Gadis Culun Dan Lelaki Tampan
CH. 43 – BERTEMAN


__ADS_3

“Baiklah. Aku akan menggantikannya.” kata Reyna dengan senyum membuat Wanita itu dan Yuna terkejut.


“Apa benar akan kau ganti bajunya?” tanya Wanita itu dengan tidak percaya.


“Ya, akan aku ganti. Kalian tunggu sebentar disini aku akan segera kembali.” kata Reyna dengan senyum meninggalkan mereka berdua.


15 menit kemudian Reyna kembali membawa baju untuk Wanita itu.


“Ini bajunya.” kata Reyna mengasih baju itu ke Wanita itu.
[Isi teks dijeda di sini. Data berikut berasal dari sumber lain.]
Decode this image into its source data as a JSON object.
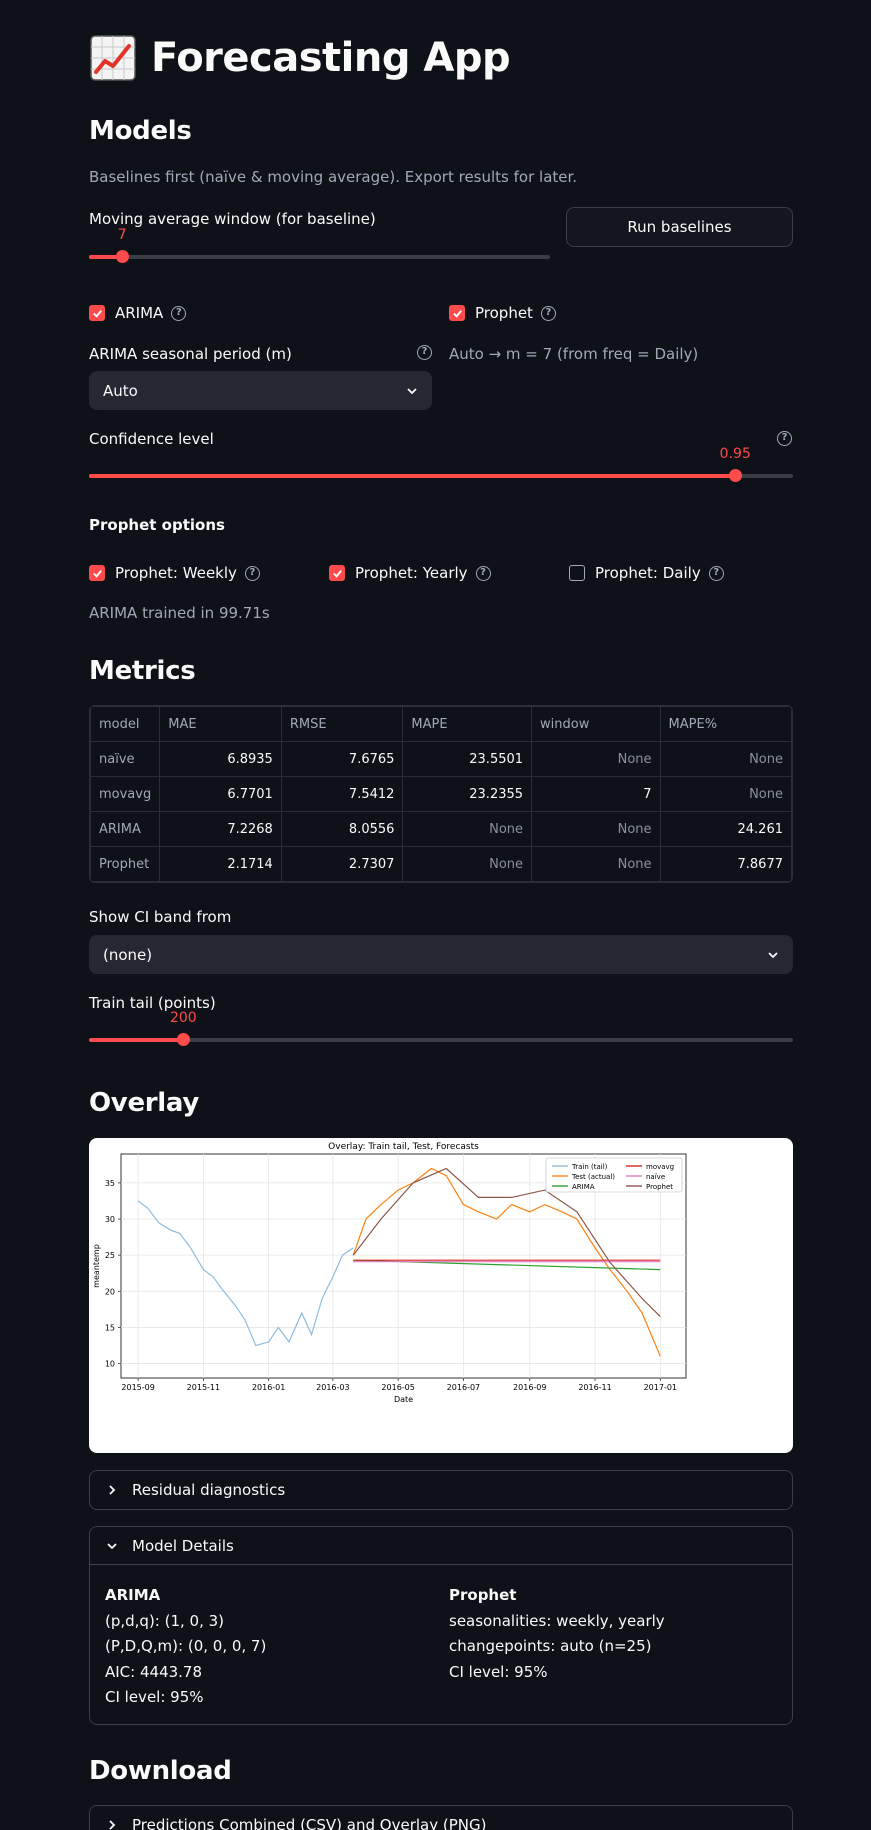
{
  "app": {
    "title": "Forecasting App",
    "title_icon": "chart-increasing-emoji"
  },
  "models": {
    "heading": "Models",
    "caption": "Baselines first (naïve & moving average). Export results for later.",
    "ma_window_label": "Moving average window (for baseline)",
    "ma_window_value": "7",
    "ma_window_fraction": 0.072,
    "run_baselines_label": "Run baselines",
    "arima_label": "ARIMA",
    "arima_checked": true,
    "prophet_label": "Prophet",
    "prophet_checked": true,
    "seasonal_label": "ARIMA seasonal period (m)",
    "seasonal_value": "Auto",
    "auto_note": "Auto → m = 7 (from freq = Daily)",
    "confidence_label": "Confidence level",
    "confidence_value": "0.95",
    "confidence_fraction": 0.918,
    "prophet_options_label": "Prophet options",
    "weekly_label": "Prophet: Weekly",
    "yearly_label": "Prophet: Yearly",
    "daily_label": "Prophet: Daily",
    "arima_trained": "ARIMA trained in 99.71s"
  },
  "metrics": {
    "heading": "Metrics",
    "columns": [
      "model",
      "MAE",
      "RMSE",
      "MAPE",
      "window",
      "MAPE%"
    ],
    "rows": [
      [
        "naïve",
        "6.8935",
        "7.6765",
        "23.5501",
        "None",
        "None"
      ],
      [
        "movavg",
        "6.7701",
        "7.5412",
        "23.2355",
        "7",
        "None"
      ],
      [
        "ARIMA",
        "7.2268",
        "8.0556",
        "None",
        "None",
        "24.261"
      ],
      [
        "Prophet",
        "2.1714",
        "2.7307",
        "None",
        "None",
        "7.8677"
      ]
    ],
    "ci_label": "Show CI band from",
    "ci_value": "(none)",
    "tail_label": "Train tail (points)",
    "tail_value": "200",
    "tail_fraction": 0.134
  },
  "overlay": {
    "heading": "Overlay"
  },
  "chart_data": {
    "type": "line",
    "title": "Overlay: Train tail, Test, Forecasts",
    "xlabel": "Date",
    "ylabel": "meantemp",
    "x_ticks": [
      "2015-09",
      "2015-11",
      "2016-01",
      "2016-03",
      "2016-05",
      "2016-07",
      "2016-09",
      "2016-11",
      "2017-01"
    ],
    "y_ticks": [
      "10",
      "15",
      "20",
      "25",
      "30",
      "35"
    ],
    "ylim": [
      8,
      39
    ],
    "xlim": [
      "2015-08-16",
      "2017-01-25"
    ],
    "legend_position": "top-right",
    "grid": true,
    "series": [
      {
        "name": "Train (tail)",
        "color": "#8fbbdf",
        "x": [
          "2015-09-01",
          "2015-09-10",
          "2015-09-20",
          "2015-10-01",
          "2015-10-10",
          "2015-10-20",
          "2015-11-01",
          "2015-11-10",
          "2015-11-20",
          "2015-12-01",
          "2015-12-10",
          "2015-12-20",
          "2016-01-01",
          "2016-01-10",
          "2016-01-20",
          "2016-02-01",
          "2016-02-10",
          "2016-02-20",
          "2016-03-01",
          "2016-03-10",
          "2016-03-20"
        ],
        "values": [
          32.5,
          31.5,
          29.5,
          28.5,
          28,
          26,
          23,
          22,
          20,
          18,
          16,
          12.5,
          13,
          15,
          13,
          17,
          14,
          19,
          22,
          25,
          26
        ]
      },
      {
        "name": "Test (actual)",
        "color": "#ff7f0e",
        "x": [
          "2016-03-20",
          "2016-04-01",
          "2016-04-15",
          "2016-05-01",
          "2016-05-15",
          "2016-06-01",
          "2016-06-15",
          "2016-07-01",
          "2016-07-15",
          "2016-08-01",
          "2016-08-15",
          "2016-09-01",
          "2016-09-15",
          "2016-10-01",
          "2016-10-15",
          "2016-11-01",
          "2016-11-15",
          "2016-12-01",
          "2016-12-15",
          "2017-01-01"
        ],
        "values": [
          25,
          30,
          32,
          34,
          35,
          37,
          36,
          32,
          31,
          30,
          32,
          31,
          32,
          31,
          30,
          26,
          23,
          20,
          17,
          11
        ]
      },
      {
        "name": "ARIMA",
        "color": "#2ca02c",
        "x": [
          "2016-03-20",
          "2017-01-01"
        ],
        "values": [
          24.3,
          23.0
        ]
      },
      {
        "name": "movavg",
        "color": "#d62728",
        "x": [
          "2016-03-20",
          "2017-01-01"
        ],
        "values": [
          24.3,
          24.3
        ]
      },
      {
        "name": "naïve",
        "color": "#e377c2",
        "x": [
          "2016-03-20",
          "2017-01-01"
        ],
        "values": [
          24.1,
          24.1
        ]
      },
      {
        "name": "Prophet",
        "color": "#8c564b",
        "x": [
          "2016-03-20",
          "2016-04-15",
          "2016-05-15",
          "2016-06-15",
          "2016-07-15",
          "2016-08-15",
          "2016-09-15",
          "2016-10-15",
          "2016-11-15",
          "2016-12-15",
          "2017-01-01"
        ],
        "values": [
          25,
          30,
          35,
          37,
          33,
          33,
          34,
          31,
          24,
          19,
          16.5
        ]
      }
    ]
  },
  "residual": {
    "label": "Residual diagnostics"
  },
  "details": {
    "label": "Model Details",
    "arima": {
      "title": "ARIMA",
      "lines": [
        "(p,d,q): (1, 0, 3)",
        "(P,D,Q,m): (0, 0, 0, 7)",
        "AIC: 4443.78",
        "CI level: 95%"
      ]
    },
    "prophet": {
      "title": "Prophet",
      "lines": [
        "seasonalities: weekly, yearly",
        "changepoints: auto (n=25)",
        "CI level: 95%"
      ]
    }
  },
  "download": {
    "heading": "Download",
    "expander_label": "Predictions Combined (CSV) and Overlay (PNG)"
  },
  "colors": {
    "accent": "#ff4b4b",
    "background": "#0e1117",
    "widget": "#262730"
  }
}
Wanita itu melihat baju yang dikasih Reyna, Wanita itu dan temannya langsung membulatkan matanya melihat baju tidur yang dikasih oleh Reyna adalah merek Gucci.


“Apa kau yakin baju ini asli?” tanya teman wanita itu dengan tidak percaya.


“Kenapa kalian lihat saja mereka baju itu? Bukankah baju itu ada labelnya?” tanya Reyna dengan santai.


Mereka melihat label dan merek baju itu ternyata baju itu asli merek Gucci.


“Baju ini beneran merek Gucci.” kata Wanita itu dengan terkejut.


“Jadi apakah ini bisa diganti?” tanya Reyna.


“Baiklah. Kau beruntung karena dia telah menolongmu.” kata Wanita itu ke Yuna.


Wanita itu dengan temannya ingin pergi tapi dicegah oleh Reyna.


“Siapa yang menyuruh kalian pergi?” tanya Reyna langsung didepan mereka.


“Apa lagi mau mu? Bukankah masalah sudah selesai?” tanya wanita itu dengan bingung.


“Masalah baju memang sudah selesai, tapi baju yang kau pakai itu bisa kasih ke aku.” kata Reyna dengan senyum.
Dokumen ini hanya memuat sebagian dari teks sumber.